5 Replies Latest reply on May 16, 2012 9:52 AM by MicahVillmow

    atomic operation

    Anon5710

      Hello,

       

      I have written a kernel whose job is to compare  2 groups of integers to each other, whenever there is a match counter is increased.

      To avoid running in the 128 MB buffer limit, i decided to use atomic operations to give me a index, which i use as a reference where to write when counter is high enough.

       

      __kernel void compare( __global int* input, __global int* output, const unsigned int count, __local int * shared , __local int * suspect, __local int * indexes, __global int* outIndex )
      {
          int x = get_global_id(0); //get global idx
          int y = get_global_id(1); //get global idy
      
          int local_idx = get_local_id(0);
      
          int k,i,j;
          int counter=0;
          int index;
              
          if( x < count && y < count && x != y)
          {
              //store each subgroup (of hashes) in local memory 
              //offset each variable by workgroup size bytes
              for(k=0;k<REP*2;k++)
              {
                  shared[local_idx+k*64] = input[x+k*count]; 
                  suspect[k] = input[y+k*count];            //does the one exception to bank conflicts also work when writing ?
              }
              barrier(CLK_LOCAL_MEM_FENCE);
      
              //store outindex global values in local index values
              //has a coalsed acces pattern
              indexes[local_idx] = outIndex[x];
                      
              for(i=0;i<REP*2;i++)
              {
                  for(j=0;j<REP*2;j++)
                  {
                      if(suspect[i] == shared[local_idx+j*64])
                      {
                          //printf("Succes : %d = %d -> (%d,%d) \n",suspect[i],shared[local_idx+j*64],x,y);
                          counter++;
                      }
                  }
              }
      
              //output[x+y*count] = counter;
              if(counter >  REP/2)
              {
                  index = atomic_add( &indexes[local_idx], 2 );
                  output[ x +index*count ] = y;
                  output[ x +index*count+count ] = counter;
                  //if( x == 65 )
                      //printf("(%d,%d,%d)\n",y,counter,index);
              }
              barrier(CLK_LOCAL_MEM_FENCE);
      
              //restore outindex in global memory;
              outIndex[x] = indexes[local_idx];
              barrier(CLK_LOCAL_MEM_FENCE);
      
          }
      }
      

       

      Now when this code is run with line 45 & 46 uncommented, it works perfectly i have no problem at all. I get 20 or so positive results.

      When line 45&46 are commented out, i get return 1 result, the last one.  So I'm guessing there is a problem with the atomic operation. But honestly, i have no clue how to fix this.

       

      Does anyone know what i'm doing wrong ?
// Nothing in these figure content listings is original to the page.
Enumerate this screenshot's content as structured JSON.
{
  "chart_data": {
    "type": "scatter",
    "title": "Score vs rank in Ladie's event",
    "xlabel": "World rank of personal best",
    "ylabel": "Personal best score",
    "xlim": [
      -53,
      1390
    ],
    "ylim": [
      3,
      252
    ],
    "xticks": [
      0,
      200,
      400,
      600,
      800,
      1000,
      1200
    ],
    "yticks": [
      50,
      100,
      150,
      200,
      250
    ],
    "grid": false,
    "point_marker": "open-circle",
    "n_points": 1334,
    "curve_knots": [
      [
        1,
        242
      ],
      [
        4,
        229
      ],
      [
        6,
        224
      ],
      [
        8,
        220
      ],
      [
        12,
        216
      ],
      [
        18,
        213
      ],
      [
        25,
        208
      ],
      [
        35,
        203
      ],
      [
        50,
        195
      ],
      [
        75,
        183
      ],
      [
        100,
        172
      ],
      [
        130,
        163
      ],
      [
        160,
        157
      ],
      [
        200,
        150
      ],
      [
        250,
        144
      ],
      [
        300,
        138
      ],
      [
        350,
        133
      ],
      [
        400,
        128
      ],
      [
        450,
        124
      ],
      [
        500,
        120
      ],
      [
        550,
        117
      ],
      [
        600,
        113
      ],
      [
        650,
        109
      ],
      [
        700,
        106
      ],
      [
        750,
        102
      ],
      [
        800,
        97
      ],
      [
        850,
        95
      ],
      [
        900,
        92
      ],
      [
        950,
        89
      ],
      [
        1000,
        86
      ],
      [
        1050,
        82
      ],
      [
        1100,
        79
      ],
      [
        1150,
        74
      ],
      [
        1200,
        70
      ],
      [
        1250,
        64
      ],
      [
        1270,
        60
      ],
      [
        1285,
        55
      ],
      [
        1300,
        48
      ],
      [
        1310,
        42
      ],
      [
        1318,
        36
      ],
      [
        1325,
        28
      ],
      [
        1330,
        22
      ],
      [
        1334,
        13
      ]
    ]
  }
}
        • Re: atomic operation
          Anon5710

          Hello again,

          I've asked my professor but he couldn't answer this question as-well.

           

          i've attached my complete scourcode below.

          (make to compile, ./v1-par-test to execute. )

           

          Hope this helps

            • Re: atomic operation
              LeeHowes

              Aren't you performing atomics on a non-shared value (addressing local memory with the local index)? I'm not clear what purpose the atomic is serving unless I'm misreading the code.

              1 of 1 people found this helpful
                • Re: atomic operation
                  notzed

                  Ahh, so it wasn't just me.  It just seems to copy a globally unique value to a locally unique cache, do some locally unique 'atomic' ops on it, and then copy it back to the globally unique array.

                   

                  (and not to mention, actually writing any results to an always globally unique slice anyway).

                   

                  Atomics must be shared between jobs to be any use.

                   

                  If you want a tight-packed result you need to use a single global atomic - use atomic counters on amd, global atomics are really slow.  Or if you want one tight-packed-result per work-group, you could have one atomic counter per workgroup, or whatever - but since you need to reserve output space anyway it probably wouldn't really help achieve your goal of reducing memory wastage.

                  1 of 1 people found this helpful
                    • Re: atomic operation
                      Anon5710

                      So to quote from the opencl specification:

                       

                      Global memory is consistent across

                      work-items in a single work-group at a work-group barrier, but there are no guarantees of

                      memory consistency between different work-groups executing a kernel.

                       

                       

                      (this is what the above 2 persons were saying right ? )

                       

                      So how does using printf actually guarantees  memory consistency between diffrent work group at a global level ?

                      (because this is what i am experiecing ?)

                       

                      As a side note..

                      Am i forced to use a global counter, to get a tighter packed result ? ( i still can use count*count  array but this quickly grows way to .... )

                      second, i only have seen a global atomics example, can someone point me to a global counter example ?

                       

                       

                      Regards Anon5710

                        • Re: atomic operation
                          MicahVillmow

                          printf does not guarantee memory consistency. What you are seeing is a by-product of our implementation where we only run a certain number of work-groups at a time when printf is used because of the issue with the printf buffer size not being able to grow dynamically.